Avant de conclure, il convient de préciser pourquoi je n’ai pas inclus les données du début 2024 dans cet exercice. La raison en est qu’au cours des trois premiers mois de 2024, les enregistrements d’œuvres visuelles aux États-Unis ont chuté de façon vertigineuse avec 1 648 en janvier, 221 en février et seulement 8 en mars. Pendant ce temps, au Canada, les chiffres sont conformes à ce à quoi on pourrait s’attendre (respectivement 177, 244 et 162). Compte tenu de l’énorme baisse, je m’attends (et je l’espère même !) à ce que les données américaines reflètent une sorte de décalage dans les rapports. En outre, s’il y a un retard important dans la déclaration, les enregistrements à la fin de 2023 pourraient également être inexacts.
Dans l’ensemble, que nous apprend cet exercice sur l’état de la créativité commercialement significative suite à l’introduction des générateurs de texte en image IA ? Certes, pas grand-chose. Les données canadiennes ne nous disent presque rien de significatif sur le plan statistique. Les données américaines pourraient signifier une diminution de la production créative humaine d’importance commerciale. Si cela est vrai, cette constatation soulève des questions normatives sur le type de créativité que nous valorisons en tant que société et sur la meilleure manière de soutenir cette production créative à l’avenir.

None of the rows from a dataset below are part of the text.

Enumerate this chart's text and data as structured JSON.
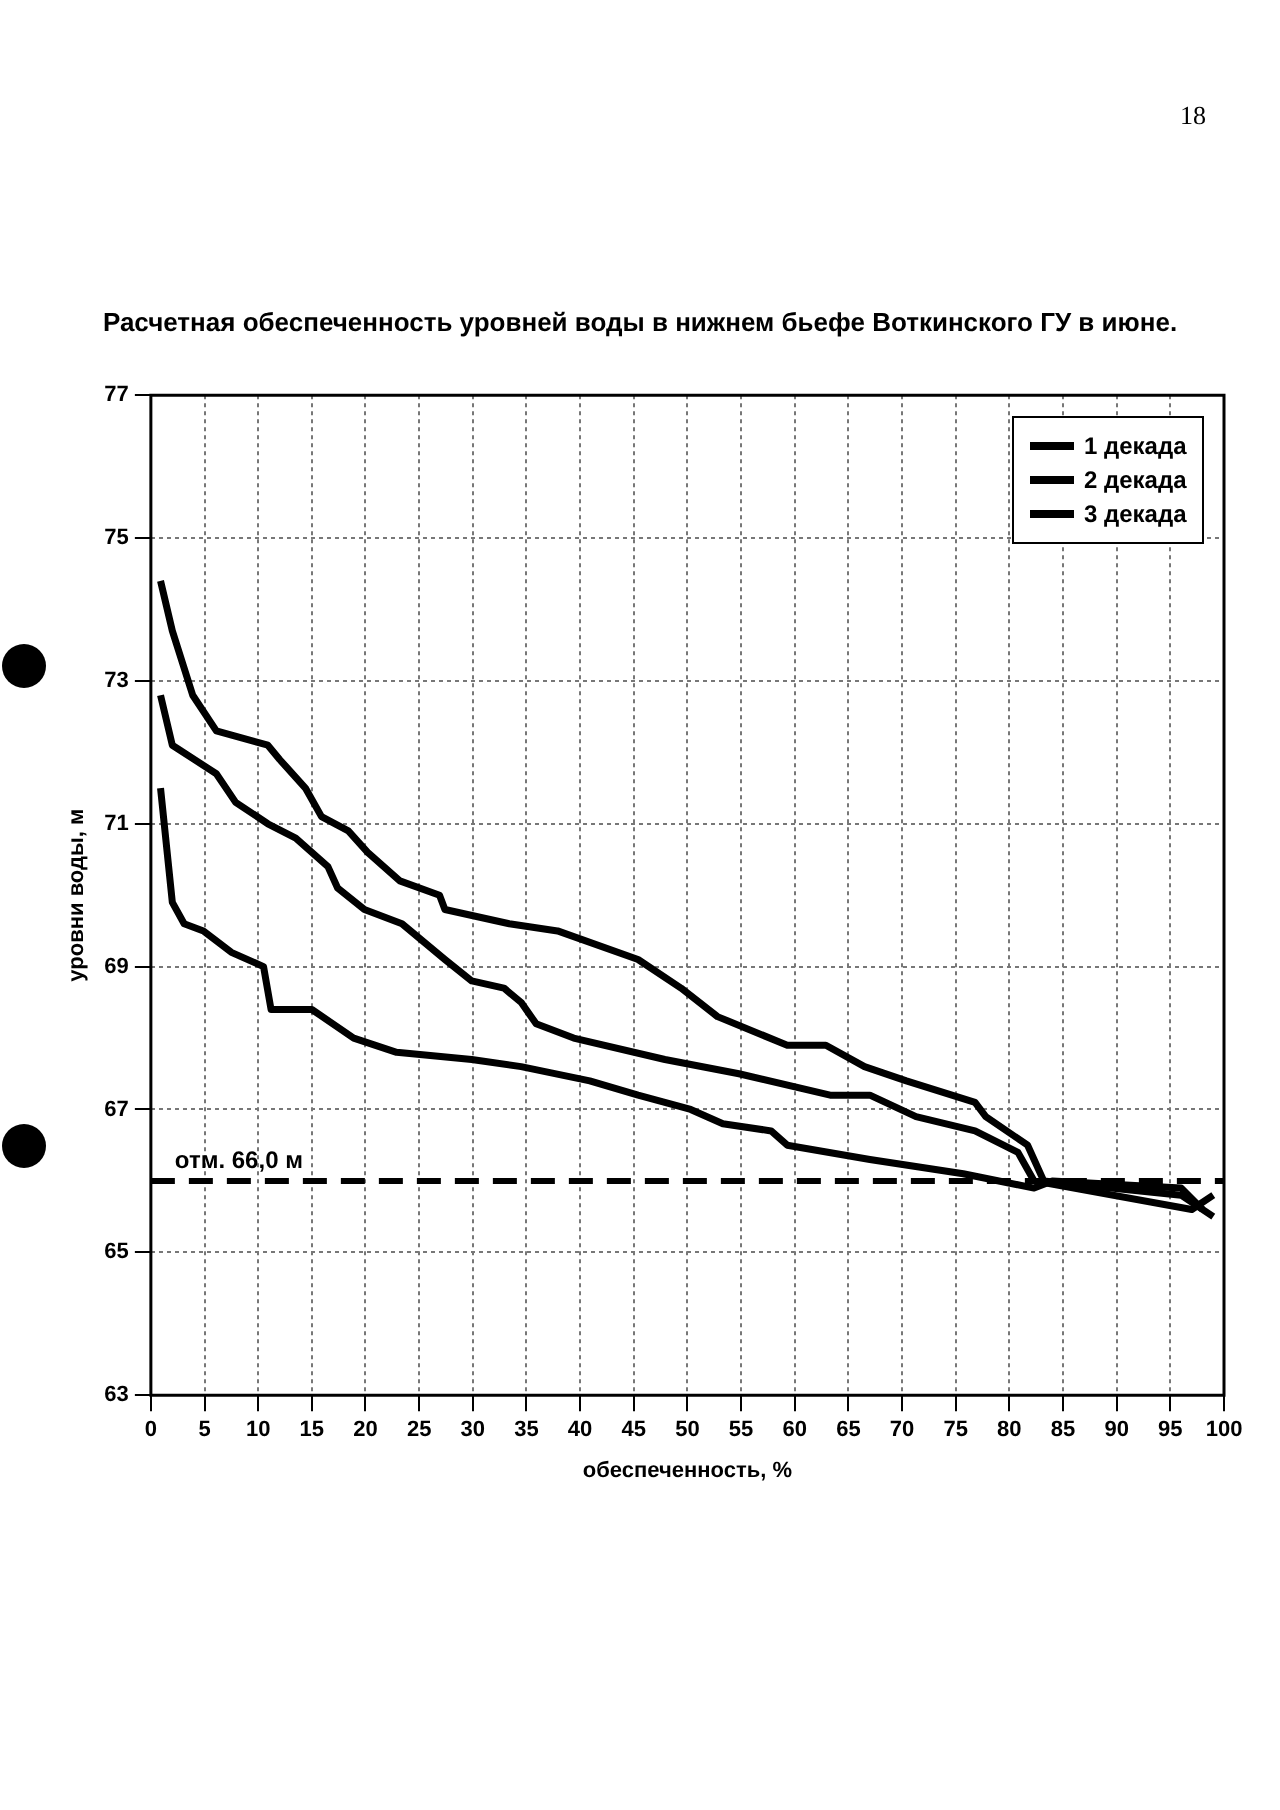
{
  "chart_data": {
    "type": "line",
    "title": "Расчетная обеспеченность уровней воды в нижнем бьефе Воткинского ГУ в июне.",
    "xlabel": "обеспеченность, %",
    "ylabel": "уровни воды, м",
    "annotations": [
      "18"
    ],
    "xlim": [
      0,
      100
    ],
    "xticks": [
      0,
      5,
      10,
      15,
      20,
      25,
      30,
      35,
      40,
      45,
      50,
      55,
      60,
      65,
      70,
      75,
      80,
      85,
      90,
      95,
      100
    ],
    "ylim": [
      63,
      77
    ],
    "yticks": [
      63,
      65,
      67,
      69,
      71,
      73,
      75,
      77
    ],
    "grid": true,
    "legend": "top right",
    "marker": "none",
    "line_style": "solid",
    "ref_lines": [
      {
        "axis": "y",
        "value": 66.0,
        "label": "отм. 66,0 м",
        "color": "#000000",
        "line_style": "dashed"
      }
    ],
    "series": [
      {
        "name": "1 декада",
        "color": "#000000",
        "x": [
          0.9,
          2,
          3.9,
          6.1,
          10.9,
          12,
          14.4,
          15.9,
          18.4,
          20.2,
          23.2,
          26.9,
          27.4,
          33.4,
          37.9,
          45.4,
          49.4,
          52.8,
          59.3,
          62.9,
          66.5,
          70.4,
          76.8,
          77.8,
          81.7,
          83.2,
          96,
          99
        ],
        "values": [
          74.4,
          73.7,
          72.8,
          72.3,
          72.1,
          71.9,
          71.5,
          71.1,
          70.9,
          70.6,
          70.2,
          70.0,
          69.8,
          69.6,
          69.5,
          69.1,
          68.7,
          68.3,
          67.9,
          67.9,
          67.6,
          67.4,
          67.1,
          66.9,
          66.5,
          66.0,
          65.8,
          65.5
        ]
      },
      {
        "name": "2 декада",
        "color": "#000000",
        "x": [
          0.9,
          2,
          6.1,
          7.9,
          10.9,
          13.5,
          16.5,
          17.4,
          19.9,
          23.4,
          27.4,
          29.9,
          32.9,
          34.5,
          35.9,
          39.4,
          47.9,
          54.8,
          63.3,
          67,
          71.3,
          76.8,
          80.8,
          82.3,
          97,
          99
        ],
        "values": [
          72.8,
          72.1,
          71.7,
          71.3,
          71.0,
          70.8,
          70.4,
          70.1,
          69.8,
          69.6,
          69.1,
          68.8,
          68.7,
          68.5,
          68.2,
          68.0,
          67.7,
          67.5,
          67.2,
          67.2,
          66.9,
          66.7,
          66.4,
          66.0,
          65.6,
          65.8
        ]
      },
      {
        "name": "3 декада",
        "color": "#000000",
        "x": [
          0.9,
          2,
          3.1,
          4.9,
          7.5,
          10.5,
          11.2,
          15,
          18.9,
          22.9,
          29.9,
          34.5,
          40.9,
          45.4,
          50.3,
          53.3,
          57.8,
          59.3,
          67,
          75.7,
          82.3,
          84,
          96,
          98
        ],
        "values": [
          71.5,
          69.9,
          69.6,
          69.5,
          69.2,
          69.0,
          68.4,
          68.4,
          68.0,
          67.8,
          67.7,
          67.6,
          67.4,
          67.2,
          67.0,
          66.8,
          66.7,
          66.5,
          66.3,
          66.1,
          65.9,
          66.0,
          65.9,
          65.6
        ]
      }
    ]
  }
}
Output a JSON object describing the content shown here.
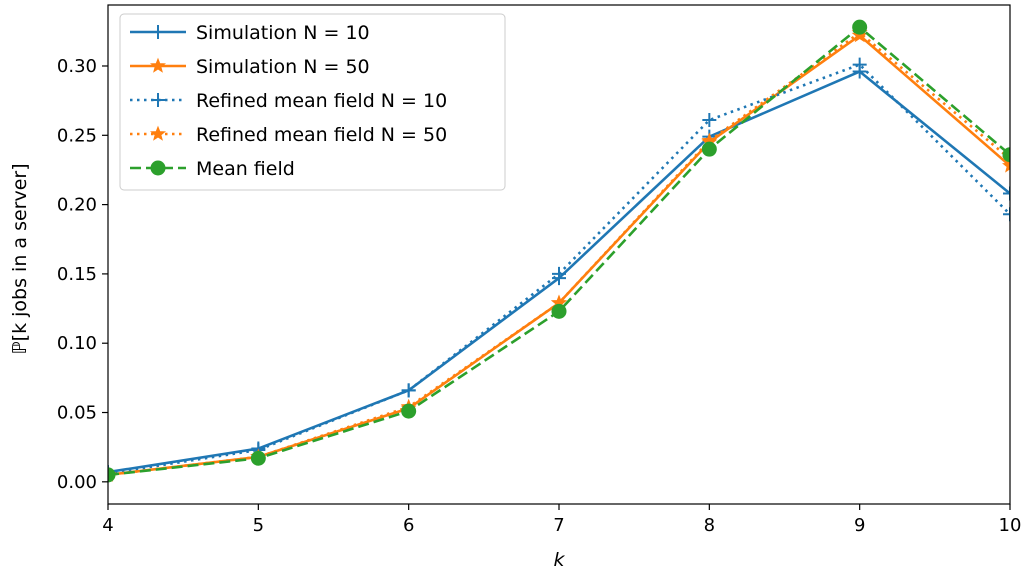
{
  "chart_data": {
    "type": "line",
    "title": "",
    "xlabel": "k",
    "ylabel": "ℙ[k jobs in a server]",
    "x": [
      4,
      5,
      6,
      7,
      8,
      9,
      10
    ],
    "xlim": [
      4,
      10
    ],
    "ylim": [
      -0.016,
      0.344
    ],
    "xticks": [
      "4",
      "5",
      "6",
      "7",
      "8",
      "9",
      "10"
    ],
    "yticks": [
      "0.00",
      "0.05",
      "0.10",
      "0.15",
      "0.20",
      "0.25",
      "0.30"
    ],
    "ytick_values": [
      0,
      0.05,
      0.1,
      0.15,
      0.2,
      0.25,
      0.3
    ],
    "grid": false,
    "legend_position": "top-left",
    "series": [
      {
        "name": "Simulation N = 10",
        "color": "#1f77b4",
        "linestyle": "solid",
        "marker": "plus",
        "values": [
          0.007,
          0.024,
          0.066,
          0.147,
          0.249,
          0.296,
          0.208
        ]
      },
      {
        "name": "Simulation N = 50",
        "color": "#ff7f0e",
        "linestyle": "solid",
        "marker": "star",
        "values": [
          0.005,
          0.018,
          0.053,
          0.129,
          0.245,
          0.322,
          0.228
        ]
      },
      {
        "name": "Refined mean field N = 10",
        "color": "#1f77b4",
        "linestyle": "dotted",
        "marker": "plus",
        "values": [
          0.006,
          0.023,
          0.066,
          0.15,
          0.261,
          0.301,
          0.193
        ]
      },
      {
        "name": "Refined mean field N = 50",
        "color": "#ff7f0e",
        "linestyle": "dotted",
        "marker": "star",
        "values": [
          0.005,
          0.018,
          0.054,
          0.129,
          0.246,
          0.324,
          0.233
        ]
      },
      {
        "name": "Mean field",
        "color": "#2ca02c",
        "linestyle": "dashed",
        "marker": "circle",
        "values": [
          0.005,
          0.017,
          0.051,
          0.123,
          0.24,
          0.328,
          0.236
        ]
      }
    ]
  }
}
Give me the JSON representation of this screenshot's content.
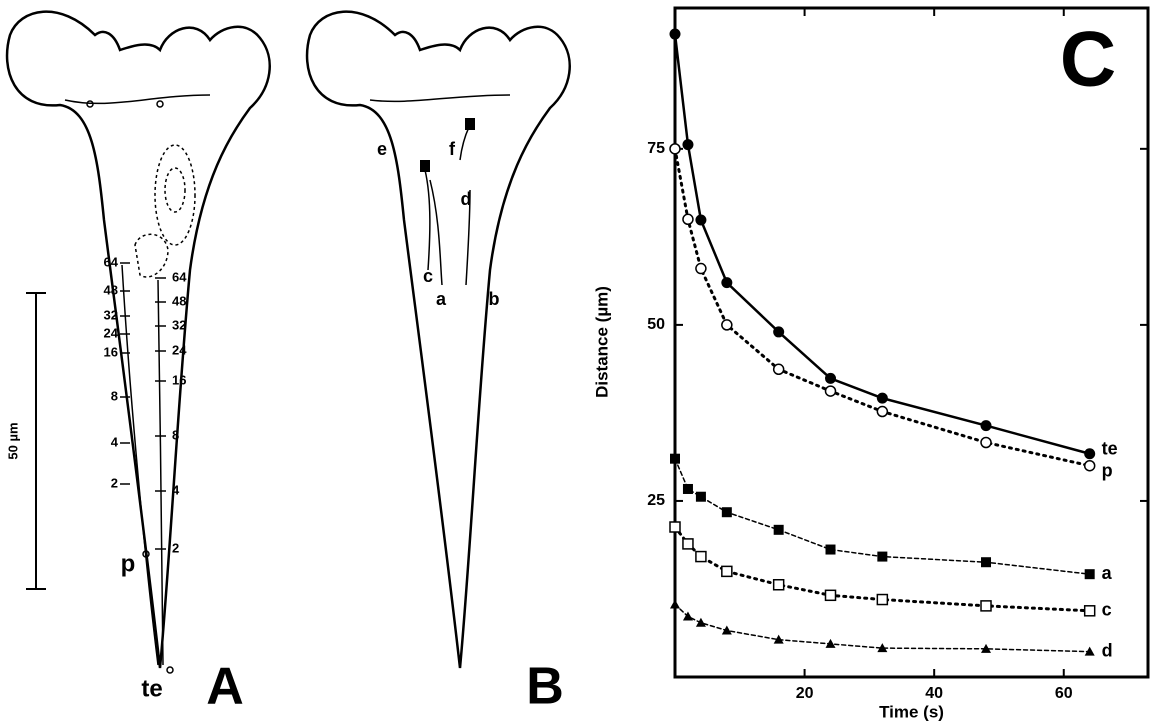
{
  "panel_a": {
    "label": "A",
    "scale_bar": "50 µm",
    "left_marks": [
      "64",
      "48",
      "32",
      "24",
      "16",
      "8",
      "4",
      "2"
    ],
    "right_marks": [
      "64",
      "48",
      "32",
      "24",
      "16",
      "8",
      "4",
      "2"
    ],
    "p": "p",
    "te": "te"
  },
  "panel_b": {
    "label": "B",
    "points": [
      "e",
      "f",
      "d",
      "c",
      "a",
      "b"
    ]
  },
  "chart_data": {
    "type": "line",
    "title": "C",
    "x_label": "Time (s)",
    "y_label": "Distance (µm)",
    "x": [
      0,
      2,
      4,
      8,
      16,
      24,
      32,
      48,
      64
    ],
    "series": [
      {
        "name": "te",
        "color": "#000000",
        "marker": "filled-circle",
        "dash": "solid",
        "values": [
          91.3,
          75.6,
          64.9,
          56,
          49,
          42.4,
          39.6,
          35.7,
          31.7
        ]
      },
      {
        "name": "p",
        "color": "#000000",
        "marker": "open-circle",
        "dash": "dotted",
        "values": [
          75,
          65,
          58,
          50,
          43.7,
          40.6,
          37.7,
          33.3,
          30
        ]
      },
      {
        "name": "a",
        "color": "#000000",
        "marker": "filled-square",
        "dash": "dashed",
        "values": [
          31,
          26.7,
          25.6,
          23.4,
          20.9,
          18.1,
          17.1,
          16.3,
          14.6
        ]
      },
      {
        "name": "c",
        "color": "#000000",
        "marker": "open-square",
        "dash": "dotted",
        "values": [
          21.3,
          18.9,
          17.1,
          15,
          13.1,
          11.6,
          11,
          10.1,
          9.4
        ]
      },
      {
        "name": "d",
        "color": "#000000",
        "marker": "filled-triangle",
        "dash": "dashed",
        "values": [
          10.3,
          8.6,
          7.7,
          6.6,
          5.3,
          4.7,
          4.1,
          4,
          3.6
        ]
      }
    ],
    "xlim": [
      0,
      73
    ],
    "ylim": [
      0,
      95
    ],
    "xticks": [
      20,
      40,
      60
    ],
    "yticks": [
      25,
      50,
      75
    ]
  }
}
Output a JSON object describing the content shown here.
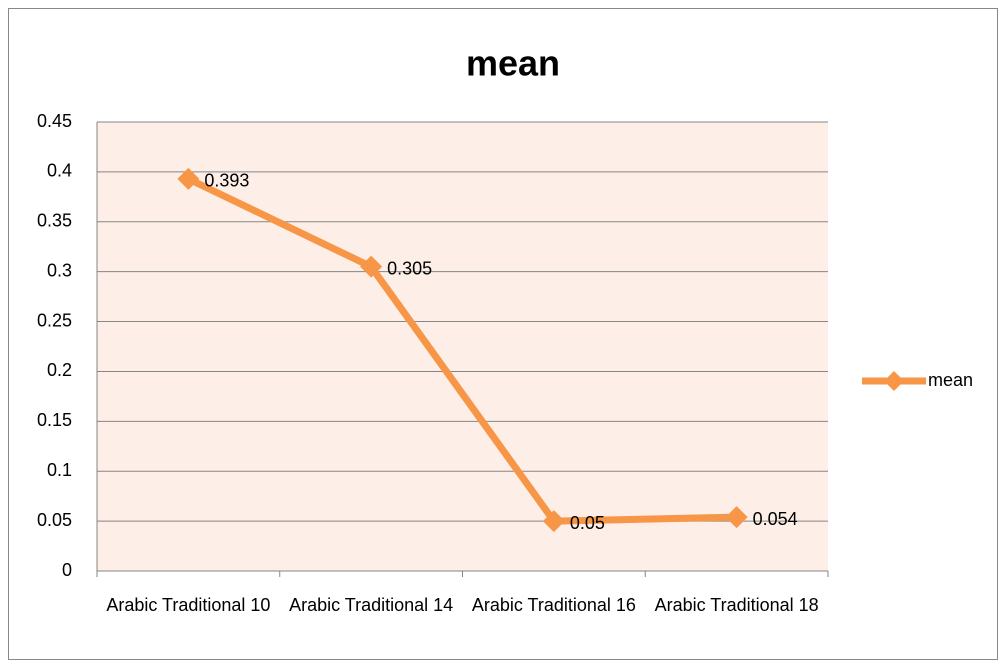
{
  "chart_data": {
    "type": "line",
    "title": "mean",
    "categories": [
      "Arabic Traditional 10",
      "Arabic Traditional 14",
      "Arabic Traditional 16",
      "Arabic Traditional 18"
    ],
    "series": [
      {
        "name": "mean",
        "color": "#f79646",
        "values": [
          0.393,
          0.305,
          0.05,
          0.054
        ]
      }
    ],
    "ylim": [
      0,
      0.45
    ],
    "yticks": [
      0,
      0.05,
      0.1,
      0.15,
      0.2,
      0.25,
      0.3,
      0.35,
      0.4,
      0.45
    ],
    "grid": true,
    "legend": "right",
    "data_labels": true
  }
}
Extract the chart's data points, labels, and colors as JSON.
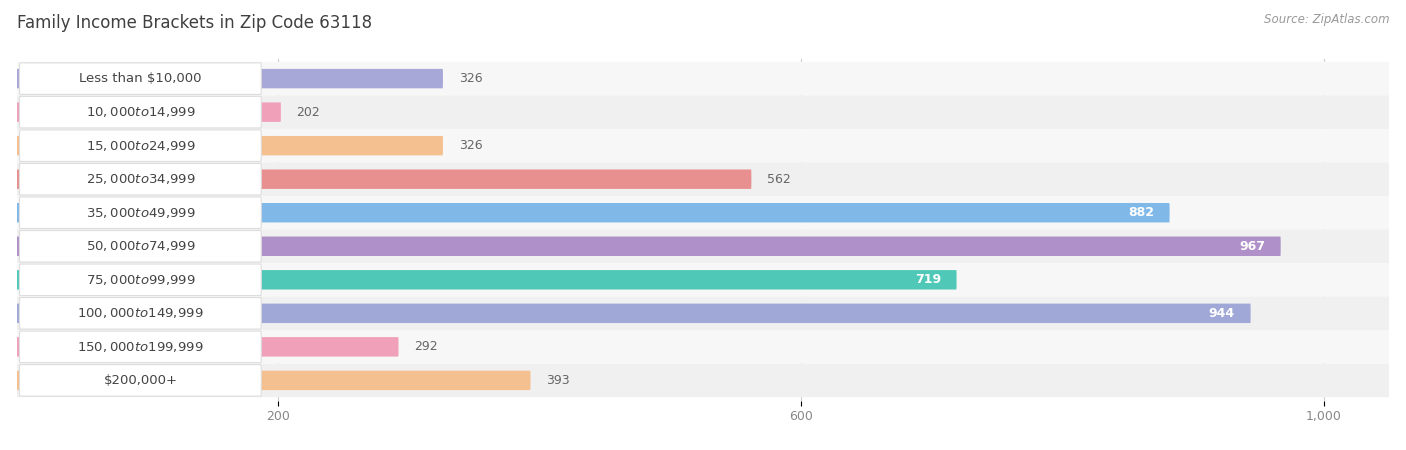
{
  "title": "Family Income Brackets in Zip Code 63118",
  "source": "Source: ZipAtlas.com",
  "categories": [
    "Less than $10,000",
    "$10,000 to $14,999",
    "$15,000 to $24,999",
    "$25,000 to $34,999",
    "$35,000 to $49,999",
    "$50,000 to $74,999",
    "$75,000 to $99,999",
    "$100,000 to $149,999",
    "$150,000 to $199,999",
    "$200,000+"
  ],
  "values": [
    326,
    202,
    326,
    562,
    882,
    967,
    719,
    944,
    292,
    393
  ],
  "bar_colors": [
    "#a8a8d8",
    "#f0a0b8",
    "#f5c090",
    "#e89090",
    "#80b8e8",
    "#b090c8",
    "#50c8b8",
    "#a0a8d8",
    "#f0a0b8",
    "#f5c090"
  ],
  "bg_stripe_colors": [
    "#f5f5f5",
    "#eeeeee"
  ],
  "xlim_max": 1050,
  "xticks": [
    200,
    600,
    1000
  ],
  "xticklabels": [
    "200",
    "600",
    "1,000"
  ],
  "title_fontsize": 12,
  "source_fontsize": 8.5,
  "label_fontsize": 9.5,
  "value_fontsize": 9,
  "background_color": "#ffffff",
  "label_text_color": "#444444",
  "value_color_inside": "#ffffff",
  "value_color_outside": "#666666",
  "inside_threshold": 650,
  "grid_color": "#cccccc",
  "tick_color": "#888888"
}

Cette conclusion doit cependant être fortement nuancée en reconnaissant le potentiel d’erreurs de déclaration et la difficulté de démêler les autres causes de la baisse des enregistrements. La conclusion la plus significative est peut-être que nous sommes encore profondément dans l’ignorance quant à la manière dont ces nouvelles technologies affecteront la créativité humaine à l’avenir. En gardant cela à l’esprit, il peut être prudent d’aborder avec une certaine prudence les affirmations sur la nécessité de protéger les créateurs humains de la concurrence ruineuse de l’IA.